Step 2: Add second digits 4 + 6 = 10, store 0 and carry 1

Result: 7 -> 0 -> null

Why: Sum exceeds 9, so keep 0 and carry 1 to next digit

Step 3: Add third digits 3 + 4 + carry 1 = 8, no carry

Result: 7 -> 0 -> 8 -> null

Why: Add last digits plus carry, store result digit

Result:

7 -> 0 -> 8 -> null (represents 807)

Annotated Code

DSA Python

class ListNode:
    def __init__(self, val=0, next=None):
        self.val = val
        self.next = next

def addTwoNumbers(l1: ListNode, l2: ListNode) -> ListNode:
    dummy_head = ListNode(0)
    current = dummy_head
    carry = 0
    while l1 or l2 or carry:
        val1 = l1.val if l1 else 0
        val2 = l2.val if l2 else 0
        total = val1 + val2 + carry
        carry = total // 10
        current.next = ListNode(total % 10)
        current = current.next
        if l1:
            l1 = l1.next
        if l2:
            l2 = l2.next
    return dummy_head.next

def printList(node: ListNode):
    while node:
        print(node.val, end='')
        if node.next:
            print(' -> ', end='')
        node = node.next
    print(' -> null')

# Driver code
# Create list1: 2 -> 4 -> 3 -> null
l1 = ListNode(2, ListNode(4, ListNode(3)))
# Create list2: 5 -> 6 -> 4 -> null
l2 = ListNode(5, ListNode(6, ListNode(4)))
result = addTwoNumbers(l1, l2)
printList(result)

while l1 or l2 or carry:

continue adding while there are digits or carry left

val1 = l1.val if l1 else 0
val2 = l2.val if l2 else 0

get current digit values or 0 if list ended

total = val1 + val2 + carry
carry = total // 10

sum digits and update carry for next addition

current.next = ListNode(total % 10)
current = current.next

create new node with sum digit and move pointer

if l1:
    l1 = l1.next
if l2:
    l2 = l2.next

advance input list pointers to next digits

OutputSuccess

7 -> 0 -> 8 -> null

Complexity Analysis

Time: O(max(m, n)) because we traverse both lists once where m and n are their lengths

Space: O(max(m, n)) for the output list which can be at most one digit longer than inputs

vs Alternative: This approach is efficient compared to converting lists to numbers and back, which can cause overflow and extra conversions

Edge Cases

One list is empty

The function returns the other list as the sum

DSA Python

val1 = l1.val if l1 else 0

Sum results in an extra digit carry (e.g., 5 + 5 = 10)

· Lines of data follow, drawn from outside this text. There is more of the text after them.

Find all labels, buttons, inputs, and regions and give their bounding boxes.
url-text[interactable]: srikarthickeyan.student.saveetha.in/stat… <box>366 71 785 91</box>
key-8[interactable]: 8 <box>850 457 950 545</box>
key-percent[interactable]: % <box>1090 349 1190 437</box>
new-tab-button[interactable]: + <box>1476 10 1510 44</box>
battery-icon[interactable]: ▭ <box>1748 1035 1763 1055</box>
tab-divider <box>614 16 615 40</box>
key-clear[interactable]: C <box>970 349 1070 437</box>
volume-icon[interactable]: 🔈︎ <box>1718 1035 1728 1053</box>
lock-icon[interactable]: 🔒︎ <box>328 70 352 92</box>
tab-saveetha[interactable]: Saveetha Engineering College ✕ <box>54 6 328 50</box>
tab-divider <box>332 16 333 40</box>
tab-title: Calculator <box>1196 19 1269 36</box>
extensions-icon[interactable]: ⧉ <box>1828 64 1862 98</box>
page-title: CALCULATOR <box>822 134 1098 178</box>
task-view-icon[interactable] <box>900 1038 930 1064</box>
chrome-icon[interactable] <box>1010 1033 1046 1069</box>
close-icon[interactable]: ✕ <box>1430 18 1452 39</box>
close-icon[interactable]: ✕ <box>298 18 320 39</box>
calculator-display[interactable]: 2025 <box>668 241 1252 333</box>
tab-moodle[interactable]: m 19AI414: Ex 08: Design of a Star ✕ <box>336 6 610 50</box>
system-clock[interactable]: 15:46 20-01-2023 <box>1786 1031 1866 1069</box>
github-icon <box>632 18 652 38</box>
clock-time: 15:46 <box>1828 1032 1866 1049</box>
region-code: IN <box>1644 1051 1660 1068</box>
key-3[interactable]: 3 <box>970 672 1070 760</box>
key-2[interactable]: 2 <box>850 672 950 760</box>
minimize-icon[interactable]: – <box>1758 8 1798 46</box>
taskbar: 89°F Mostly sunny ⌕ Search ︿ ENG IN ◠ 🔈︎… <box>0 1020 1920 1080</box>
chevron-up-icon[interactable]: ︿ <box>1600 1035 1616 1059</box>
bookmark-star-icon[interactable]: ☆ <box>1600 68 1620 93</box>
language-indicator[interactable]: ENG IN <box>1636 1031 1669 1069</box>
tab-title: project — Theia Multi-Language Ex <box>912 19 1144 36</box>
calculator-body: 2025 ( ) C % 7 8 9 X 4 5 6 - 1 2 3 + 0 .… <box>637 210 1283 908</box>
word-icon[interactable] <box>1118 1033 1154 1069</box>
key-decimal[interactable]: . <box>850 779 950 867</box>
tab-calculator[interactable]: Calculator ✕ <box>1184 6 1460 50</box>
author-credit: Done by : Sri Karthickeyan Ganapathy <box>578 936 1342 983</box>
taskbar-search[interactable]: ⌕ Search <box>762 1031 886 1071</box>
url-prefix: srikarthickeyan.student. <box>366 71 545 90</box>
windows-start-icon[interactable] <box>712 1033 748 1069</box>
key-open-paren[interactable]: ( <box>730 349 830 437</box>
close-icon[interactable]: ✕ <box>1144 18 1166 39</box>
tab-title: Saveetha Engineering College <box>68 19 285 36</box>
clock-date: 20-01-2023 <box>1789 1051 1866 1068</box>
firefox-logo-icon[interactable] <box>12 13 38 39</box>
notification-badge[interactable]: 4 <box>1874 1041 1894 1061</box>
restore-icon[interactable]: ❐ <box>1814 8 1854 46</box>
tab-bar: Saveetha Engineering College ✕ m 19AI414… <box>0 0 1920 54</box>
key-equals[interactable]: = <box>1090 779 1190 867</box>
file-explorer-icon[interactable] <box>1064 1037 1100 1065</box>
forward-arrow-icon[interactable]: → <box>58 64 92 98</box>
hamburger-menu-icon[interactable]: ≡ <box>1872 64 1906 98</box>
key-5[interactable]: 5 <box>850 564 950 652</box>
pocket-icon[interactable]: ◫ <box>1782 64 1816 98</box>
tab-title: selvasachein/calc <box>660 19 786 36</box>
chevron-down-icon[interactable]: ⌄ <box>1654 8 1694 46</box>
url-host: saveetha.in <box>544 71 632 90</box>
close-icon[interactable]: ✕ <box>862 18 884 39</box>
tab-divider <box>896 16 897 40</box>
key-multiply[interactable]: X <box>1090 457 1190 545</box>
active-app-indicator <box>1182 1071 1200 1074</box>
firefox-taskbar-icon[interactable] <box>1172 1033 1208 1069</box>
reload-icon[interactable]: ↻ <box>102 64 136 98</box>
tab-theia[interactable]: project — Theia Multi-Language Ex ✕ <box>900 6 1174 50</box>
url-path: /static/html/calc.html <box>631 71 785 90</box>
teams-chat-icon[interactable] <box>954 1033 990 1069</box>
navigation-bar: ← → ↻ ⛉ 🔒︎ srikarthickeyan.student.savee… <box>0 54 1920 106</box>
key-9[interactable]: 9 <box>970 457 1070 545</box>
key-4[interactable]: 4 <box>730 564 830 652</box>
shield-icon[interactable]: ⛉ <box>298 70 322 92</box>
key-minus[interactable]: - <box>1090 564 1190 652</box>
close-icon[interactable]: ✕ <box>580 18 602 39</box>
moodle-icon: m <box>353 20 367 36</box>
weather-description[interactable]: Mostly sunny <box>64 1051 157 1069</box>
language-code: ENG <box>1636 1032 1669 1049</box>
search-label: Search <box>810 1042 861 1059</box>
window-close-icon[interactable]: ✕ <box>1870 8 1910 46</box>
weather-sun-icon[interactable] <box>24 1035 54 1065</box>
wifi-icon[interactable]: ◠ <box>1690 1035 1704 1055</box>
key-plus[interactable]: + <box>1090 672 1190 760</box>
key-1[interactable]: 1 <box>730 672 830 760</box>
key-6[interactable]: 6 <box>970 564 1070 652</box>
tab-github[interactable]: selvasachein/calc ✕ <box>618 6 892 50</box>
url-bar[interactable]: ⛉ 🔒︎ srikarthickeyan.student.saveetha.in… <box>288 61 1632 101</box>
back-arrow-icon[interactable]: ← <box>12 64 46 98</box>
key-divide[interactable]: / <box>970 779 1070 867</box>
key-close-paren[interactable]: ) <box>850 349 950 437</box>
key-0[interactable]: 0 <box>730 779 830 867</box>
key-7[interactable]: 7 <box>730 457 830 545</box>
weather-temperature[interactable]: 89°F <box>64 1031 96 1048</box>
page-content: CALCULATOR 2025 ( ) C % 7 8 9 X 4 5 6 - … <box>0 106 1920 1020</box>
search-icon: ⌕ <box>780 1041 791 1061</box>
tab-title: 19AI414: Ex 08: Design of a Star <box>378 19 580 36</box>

An extra node is added to hold the carry digit

DSA Python

while l1 or l2 or carry:

Lists of different lengths

Shorter list digits are treated as 0 after end

DSA Python

val2 = l2.val if l2 else 0

When to Use This Pattern

When you see two numbers stored as linked lists with digits in reverse order, use digit-by-digit addition with carry to sum them efficiently.

Common Mistakes

Mistake: Not handling the carry after the last digits are added
Fix: Include carry in the while loop condition to add an extra node if needed

Mistake: Advancing pointers without checking if they are None
Fix: Check if l1 or l2 is not None before moving to next node

Summary

Adds two numbers represented as reversed linked lists digit by digit with carry.

Use when numbers are too large to convert to integers or are given as linked lists.

Add digits from right to left, keep track of carry, and build the result list on the go.